Jade Leung’s appearances on the big screen are such a rarity these days that I tend to approach each with a sense of excitement . . . and dread. In the past five years her films have rarely been very good – but every now and then you will be surprised with something odd and interesting like Phantom of Snake. This one though needs to be opened with a handkerchief over ones' nose – the odor emitting from this one has a bad smell to it. It’s hard to imagine that this actually played in the theaters – it has that straight to video look and it is hard to imagine who the audience could possibly be for this type of low budget bore except for those die hard Jade Leung fans like myself. The question is – are there any others out there?

In her film career Jade has played ruthless assassins, suicidal cops, revenge seeking females – but perhaps none of them were more frightening than her role in this one . . . a finance loan officer! I get chills just thinking about it – Jade behind a big desk lending out money and setting interest rates. It’s almost more than a poor boy can take.

She has come up with the brilliant financial plan of lending money to college students who have no assets and no credit history. One group headed by John Tang immediately takes the money and opens a store that sells pirated VCDs! One customer comes in and asks for the film “To Where He Belongs” – I wanted to warn him to avoid it like the plague – it is almost as bad as this one!
It turns out that her firm actually launders money for the triads and a cop (Ken Wong) asks her to help them out. Of course she does – and this leads to  . . . not very much. Jade does have two fights – but they are really poorly done and it is all too evident that she is being doubled consistently. Ah, Black Cat where are you.

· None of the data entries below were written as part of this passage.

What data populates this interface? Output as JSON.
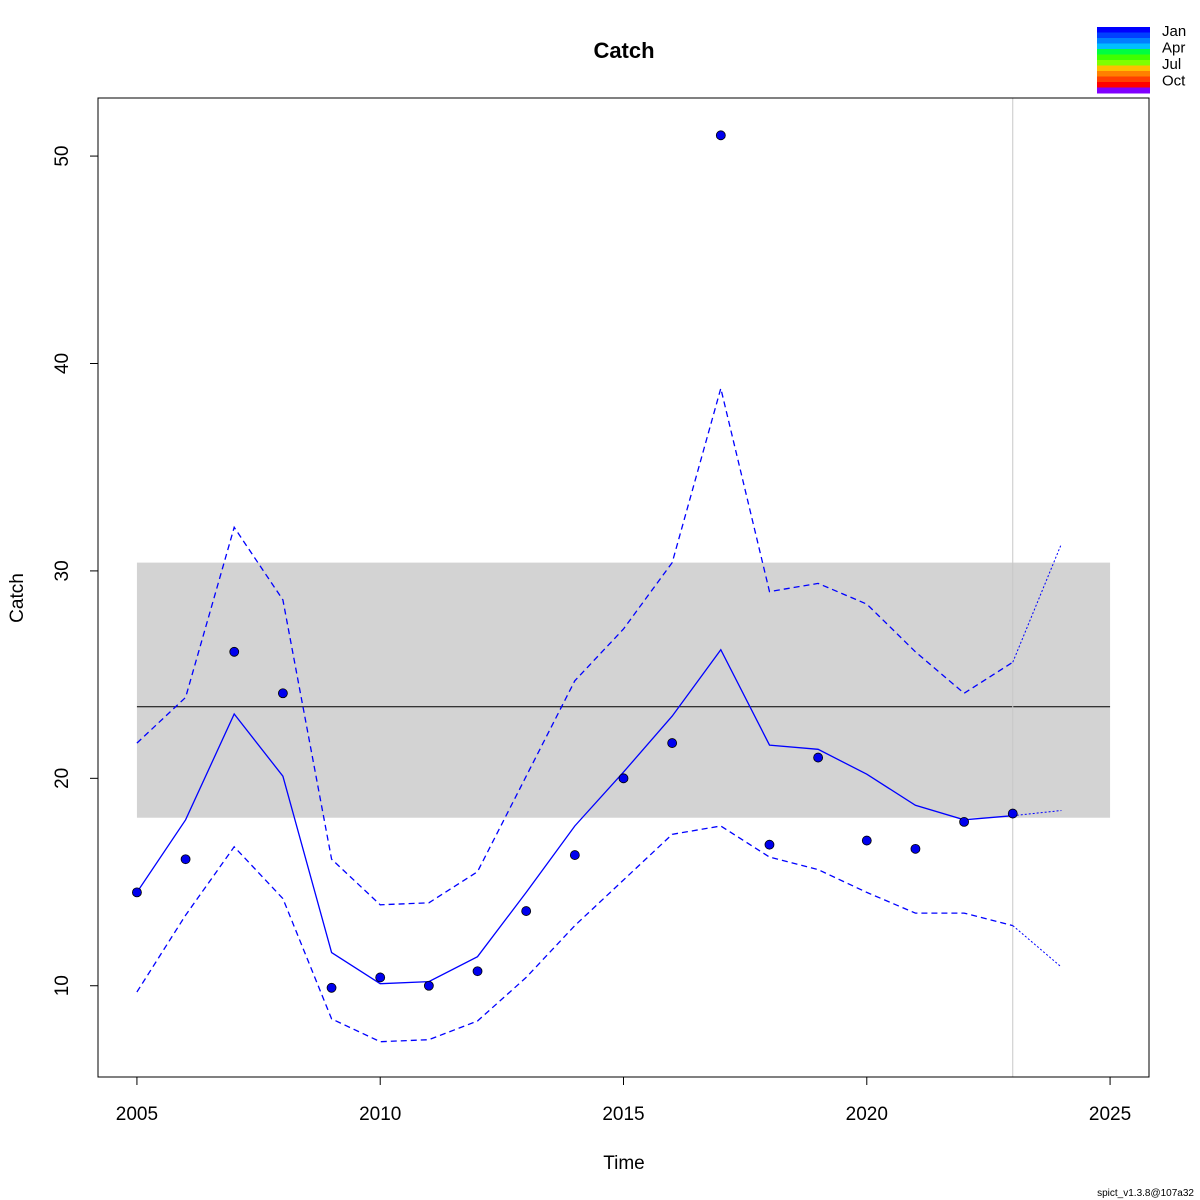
{
  "chart_data": {
    "type": "line",
    "title": "Catch",
    "xlabel": "Time",
    "ylabel": "Catch",
    "xlim": [
      2004.2,
      2025.8
    ],
    "ylim": [
      5.6,
      52.8
    ],
    "x_ticks": [
      2005,
      2010,
      2015,
      2020,
      2025
    ],
    "x_tick_labels": [
      "2005",
      "2010",
      "2015",
      "2020",
      "2025"
    ],
    "y_ticks": [
      10,
      20,
      30,
      40,
      50
    ],
    "y_tick_labels": [
      "10",
      "20",
      "30",
      "40",
      "50"
    ],
    "grid": false,
    "colors": {
      "series": "#0000ff",
      "points": "#0000ee",
      "band": "#d3d3d3",
      "mean_line": "#000000",
      "vline": "#c8c8c8"
    },
    "band": {
      "lower": 18.1,
      "upper": 30.4,
      "x_start": 2005,
      "x_end": 2025
    },
    "mean_line": 23.45,
    "vline_x": 2023,
    "observed": {
      "x": [
        2005,
        2006,
        2007,
        2008,
        2009,
        2010,
        2011,
        2012,
        2013,
        2014,
        2015,
        2016,
        2017,
        2018,
        2019,
        2020,
        2021,
        2022,
        2023
      ],
      "y": [
        14.5,
        16.1,
        26.1,
        24.1,
        9.9,
        10.4,
        10.0,
        10.7,
        13.6,
        16.3,
        20.0,
        21.7,
        51.0,
        16.8,
        21.0,
        17.0,
        16.6,
        17.9,
        18.3
      ]
    },
    "series": [
      {
        "name": "",
        "style": "solid",
        "x": [
          2005,
          2006,
          2007,
          2008,
          2009,
          2010,
          2011,
          2012,
          2013,
          2014,
          2015,
          2016,
          2017,
          2018,
          2019,
          2020,
          2021,
          2022,
          2023
        ],
        "values": [
          14.5,
          18.0,
          23.1,
          20.1,
          11.6,
          10.1,
          10.2,
          11.4,
          14.5,
          17.7,
          20.3,
          23.0,
          26.2,
          21.6,
          21.4,
          20.2,
          18.7,
          18.0,
          18.2
        ]
      },
      {
        "name": "",
        "style": "dashed",
        "x": [
          2005,
          2006,
          2007,
          2008,
          2009,
          2010,
          2011,
          2012,
          2013,
          2014,
          2015,
          2016,
          2017,
          2018,
          2019,
          2020,
          2021,
          2022,
          2023
        ],
        "values": [
          21.7,
          23.9,
          32.1,
          28.6,
          16.1,
          13.9,
          14.0,
          15.5,
          20.1,
          24.7,
          27.2,
          30.4,
          38.8,
          29.0,
          29.4,
          28.4,
          26.1,
          24.1,
          25.6
        ]
      },
      {
        "name": "",
        "style": "dashed",
        "x": [
          2005,
          2006,
          2007,
          2008,
          2009,
          2010,
          2011,
          2012,
          2013,
          2014,
          2015,
          2016,
          2017,
          2018,
          2019,
          2020,
          2021,
          2022,
          2023
        ],
        "values": [
          9.7,
          13.4,
          16.7,
          14.2,
          8.4,
          7.3,
          7.4,
          8.3,
          10.4,
          12.9,
          15.1,
          17.3,
          17.7,
          16.2,
          15.6,
          14.5,
          13.5,
          13.5,
          12.9
        ]
      },
      {
        "name": "",
        "style": "dotted",
        "x": [
          2023,
          2024
        ],
        "values": [
          18.2,
          18.45
        ]
      },
      {
        "name": "",
        "style": "dotted",
        "x": [
          2023,
          2024
        ],
        "values": [
          25.6,
          31.3
        ]
      },
      {
        "name": "",
        "style": "dotted",
        "x": [
          2023,
          2024
        ],
        "values": [
          12.9,
          10.9
        ]
      }
    ],
    "legend": {
      "placement": "top-right",
      "labels": [
        "Jan",
        "Apr",
        "Jul",
        "Oct"
      ],
      "colors": [
        "#0000ff",
        "#0040ff",
        "#007fff",
        "#00bfff",
        "#00ff40",
        "#40ff00",
        "#80ff00",
        "#ffbf00",
        "#ff8000",
        "#ff4000",
        "#ff0000",
        "#8000ff"
      ]
    }
  },
  "footer": "spict_v1.3.8@107a32"
}
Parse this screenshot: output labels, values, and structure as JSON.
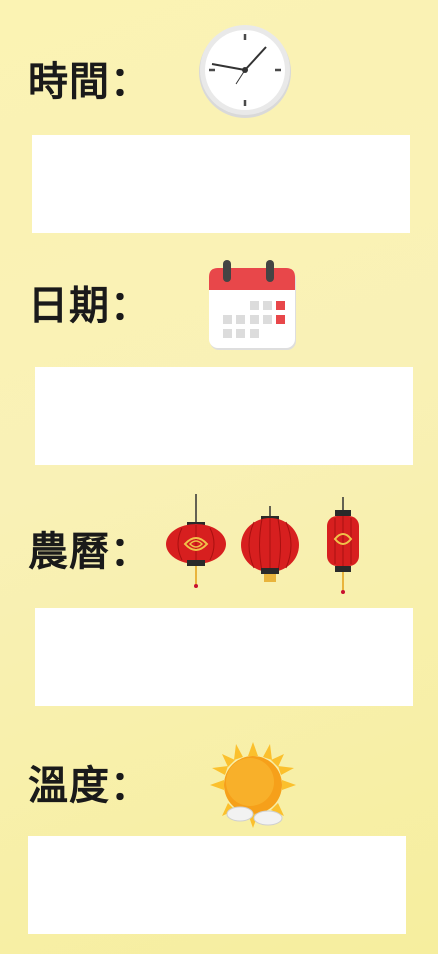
{
  "sections": [
    {
      "label": "時間：",
      "icon": "clock-icon",
      "value": ""
    },
    {
      "label": "日期：",
      "icon": "calendar-icon",
      "value": ""
    },
    {
      "label": "農曆：",
      "icon": "lantern-icon",
      "value": ""
    },
    {
      "label": "溫度：",
      "icon": "sun-cloud-icon",
      "value": ""
    }
  ],
  "colors": {
    "background": "#f9f1b6",
    "field": "#ffffff",
    "lantern_red": "#d71f1f",
    "calendar_red": "#e8474a",
    "sun_orange": "#f6a01a"
  }
}
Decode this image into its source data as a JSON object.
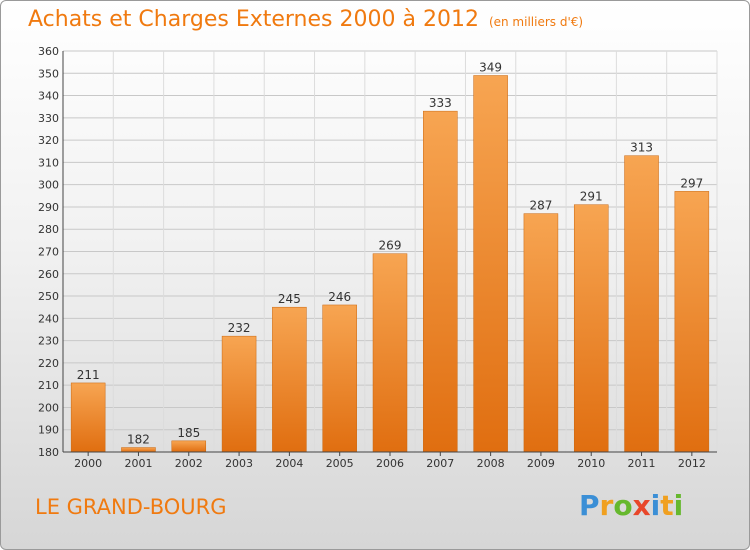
{
  "header": {
    "title": "Achats et Charges Externes 2000 à 2012",
    "unit": "(en milliers d'€)"
  },
  "footer": {
    "place": "LE GRAND-BOURG",
    "logo": [
      {
        "ch": "P",
        "color": "#3b8fd6"
      },
      {
        "ch": "r",
        "color": "#f0a020"
      },
      {
        "ch": "o",
        "color": "#66b82e"
      },
      {
        "ch": "x",
        "color": "#e8472a"
      },
      {
        "ch": "i",
        "color": "#3b8fd6"
      },
      {
        "ch": "t",
        "color": "#f0a020"
      },
      {
        "ch": "i",
        "color": "#66b82e"
      }
    ]
  },
  "chart_data": {
    "type": "bar",
    "categories": [
      "2000",
      "2001",
      "2002",
      "2003",
      "2004",
      "2005",
      "2006",
      "2007",
      "2008",
      "2009",
      "2010",
      "2011",
      "2012"
    ],
    "values": [
      211,
      182,
      185,
      232,
      245,
      246,
      269,
      333,
      349,
      287,
      291,
      313,
      297
    ],
    "ylim": [
      180,
      360
    ],
    "yticks": [
      180,
      190,
      200,
      210,
      220,
      230,
      240,
      250,
      260,
      270,
      280,
      290,
      300,
      310,
      320,
      330,
      340,
      350,
      360
    ],
    "grid": true,
    "bar_color_top": "#f7a552",
    "bar_color_bottom": "#e06e10"
  }
}
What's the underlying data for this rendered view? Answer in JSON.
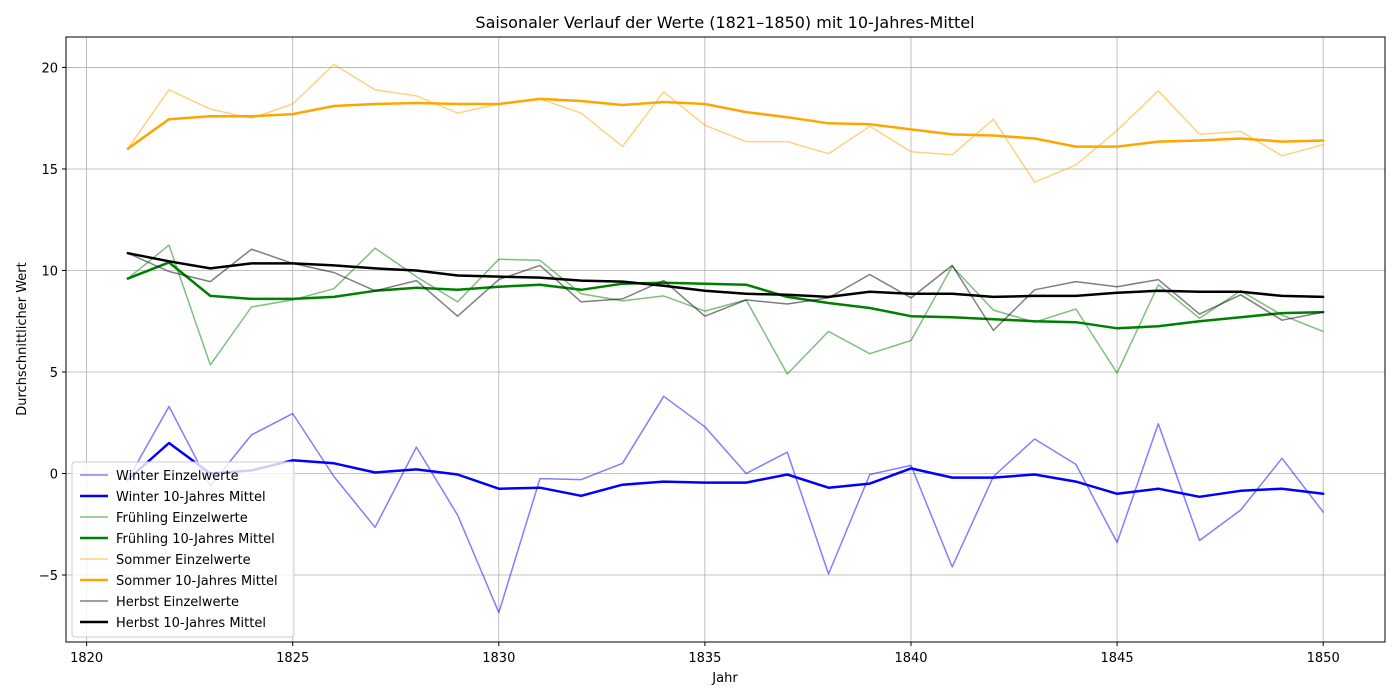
{
  "chart_data": {
    "type": "line",
    "title": "Saisonaler Verlauf der Werte (1821–1850) mit 10-Jahres-Mittel",
    "xlabel": "Jahr",
    "ylabel": "Durchschnittlicher Wert",
    "xlim": [
      1819.5,
      1851.5
    ],
    "ylim": [
      -8.3,
      21.5
    ],
    "xticks": [
      1820,
      1825,
      1830,
      1835,
      1840,
      1845,
      1850
    ],
    "yticks": [
      -5,
      0,
      5,
      10,
      15,
      20
    ],
    "grid": true,
    "legend_position": "bottom-left",
    "x": [
      1821,
      1822,
      1823,
      1824,
      1825,
      1826,
      1827,
      1828,
      1829,
      1830,
      1831,
      1832,
      1833,
      1834,
      1835,
      1836,
      1837,
      1838,
      1839,
      1840,
      1841,
      1842,
      1843,
      1844,
      1845,
      1846,
      1847,
      1848,
      1849,
      1850
    ],
    "series": [
      {
        "name": "Winter Einzelwerte",
        "color": "#0000ff",
        "opacity": 0.5,
        "width": 1.5,
        "values": [
          -0.3,
          3.3,
          -0.6,
          1.9,
          2.95,
          -0.15,
          -2.65,
          1.3,
          -2.05,
          -6.85,
          -0.25,
          -0.3,
          0.5,
          3.8,
          2.3,
          0.0,
          1.05,
          -4.95,
          -0.05,
          0.4,
          -4.6,
          -0.15,
          1.7,
          0.45,
          -3.4,
          2.45,
          -3.3,
          -1.8,
          0.75,
          -1.9
        ]
      },
      {
        "name": "Winter 10-Jahres Mittel",
        "color": "#0000ff",
        "opacity": 1,
        "width": 2.5,
        "values": [
          -0.3,
          1.5,
          0.0,
          0.15,
          0.65,
          0.5,
          0.05,
          0.2,
          -0.05,
          -0.75,
          -0.7,
          -1.1,
          -0.55,
          -0.4,
          -0.45,
          -0.45,
          -0.05,
          -0.7,
          -0.5,
          0.25,
          -0.2,
          -0.2,
          -0.05,
          -0.4,
          -1.0,
          -0.75,
          -1.15,
          -0.85,
          -0.75,
          -1.0
        ]
      },
      {
        "name": "Frühling Einzelwerte",
        "color": "#008000",
        "opacity": 0.5,
        "width": 1.5,
        "values": [
          9.6,
          11.25,
          5.35,
          8.2,
          8.55,
          9.1,
          11.1,
          9.7,
          8.45,
          10.55,
          10.5,
          8.85,
          8.5,
          8.75,
          8.0,
          8.55,
          4.9,
          7.0,
          5.9,
          6.55,
          10.2,
          8.05,
          7.45,
          8.1,
          4.95,
          9.3,
          7.65,
          9.0,
          7.8,
          7.0
        ]
      },
      {
        "name": "Frühling 10-Jahres Mittel",
        "color": "#008000",
        "opacity": 1,
        "width": 2.5,
        "values": [
          9.6,
          10.4,
          8.75,
          8.6,
          8.6,
          8.7,
          9.0,
          9.15,
          9.05,
          9.2,
          9.3,
          9.05,
          9.35,
          9.4,
          9.35,
          9.3,
          8.7,
          8.4,
          8.15,
          7.75,
          7.7,
          7.6,
          7.5,
          7.45,
          7.15,
          7.25,
          7.5,
          7.7,
          7.9,
          7.95
        ]
      },
      {
        "name": "Sommer Einzelwerte",
        "color": "#ffa500",
        "opacity": 0.5,
        "width": 1.5,
        "values": [
          16.0,
          18.9,
          17.95,
          17.5,
          18.2,
          20.15,
          18.9,
          18.6,
          17.75,
          18.2,
          18.45,
          17.75,
          16.1,
          18.8,
          17.15,
          16.35,
          16.35,
          15.75,
          17.1,
          15.85,
          15.7,
          17.45,
          14.35,
          15.2,
          16.9,
          18.85,
          16.7,
          16.85,
          15.65,
          16.2
        ]
      },
      {
        "name": "Sommer 10-Jahres Mittel",
        "color": "#ffa500",
        "opacity": 1,
        "width": 2.5,
        "values": [
          16.0,
          17.45,
          17.6,
          17.6,
          17.7,
          18.1,
          18.2,
          18.25,
          18.2,
          18.2,
          18.45,
          18.35,
          18.15,
          18.3,
          18.2,
          17.8,
          17.55,
          17.25,
          17.2,
          16.95,
          16.7,
          16.65,
          16.5,
          16.1,
          16.1,
          16.35,
          16.4,
          16.5,
          16.35,
          16.4
        ]
      },
      {
        "name": "Herbst Einzelwerte",
        "color": "#000000",
        "opacity": 0.5,
        "width": 1.5,
        "values": [
          10.85,
          9.95,
          9.45,
          11.05,
          10.35,
          9.9,
          9.0,
          9.5,
          7.75,
          9.55,
          10.25,
          8.45,
          8.6,
          9.5,
          7.75,
          8.55,
          8.35,
          8.65,
          9.8,
          8.65,
          10.25,
          7.05,
          9.05,
          9.45,
          9.2,
          9.55,
          7.85,
          8.8,
          7.55,
          7.95
        ]
      },
      {
        "name": "Herbst 10-Jahres Mittel",
        "color": "#000000",
        "opacity": 1,
        "width": 2.5,
        "values": [
          10.85,
          10.45,
          10.1,
          10.35,
          10.35,
          10.25,
          10.1,
          10.0,
          9.75,
          9.7,
          9.65,
          9.5,
          9.45,
          9.25,
          9.0,
          8.85,
          8.8,
          8.7,
          8.95,
          8.85,
          8.85,
          8.7,
          8.75,
          8.75,
          8.9,
          9.0,
          8.95,
          8.95,
          8.75,
          8.7
        ]
      }
    ]
  }
}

Oh that’s right – in jail.
It was at least interesting to see John Tang. He was in all those UFO films about the same character growing up and going to university -Yesterday This, Yesterday That, Over the Rainbow – but it’s a bit sad to see him still in college after all these years!

My rating for this film: 2.0 (only for many close ups of Jade and watching her run like hell at one point).



DVD Information:

Distributed by WideSight

The transfer  is decent - clean and sharp.

Letterboxed

Cantonese and Mandarin language tracks 

Subtitles:  Burnt on Chinese and English

6 Chapters

There are no previews for any film.

The subs are easy to read - as a note the voices are synchronized terribly to the moving lips.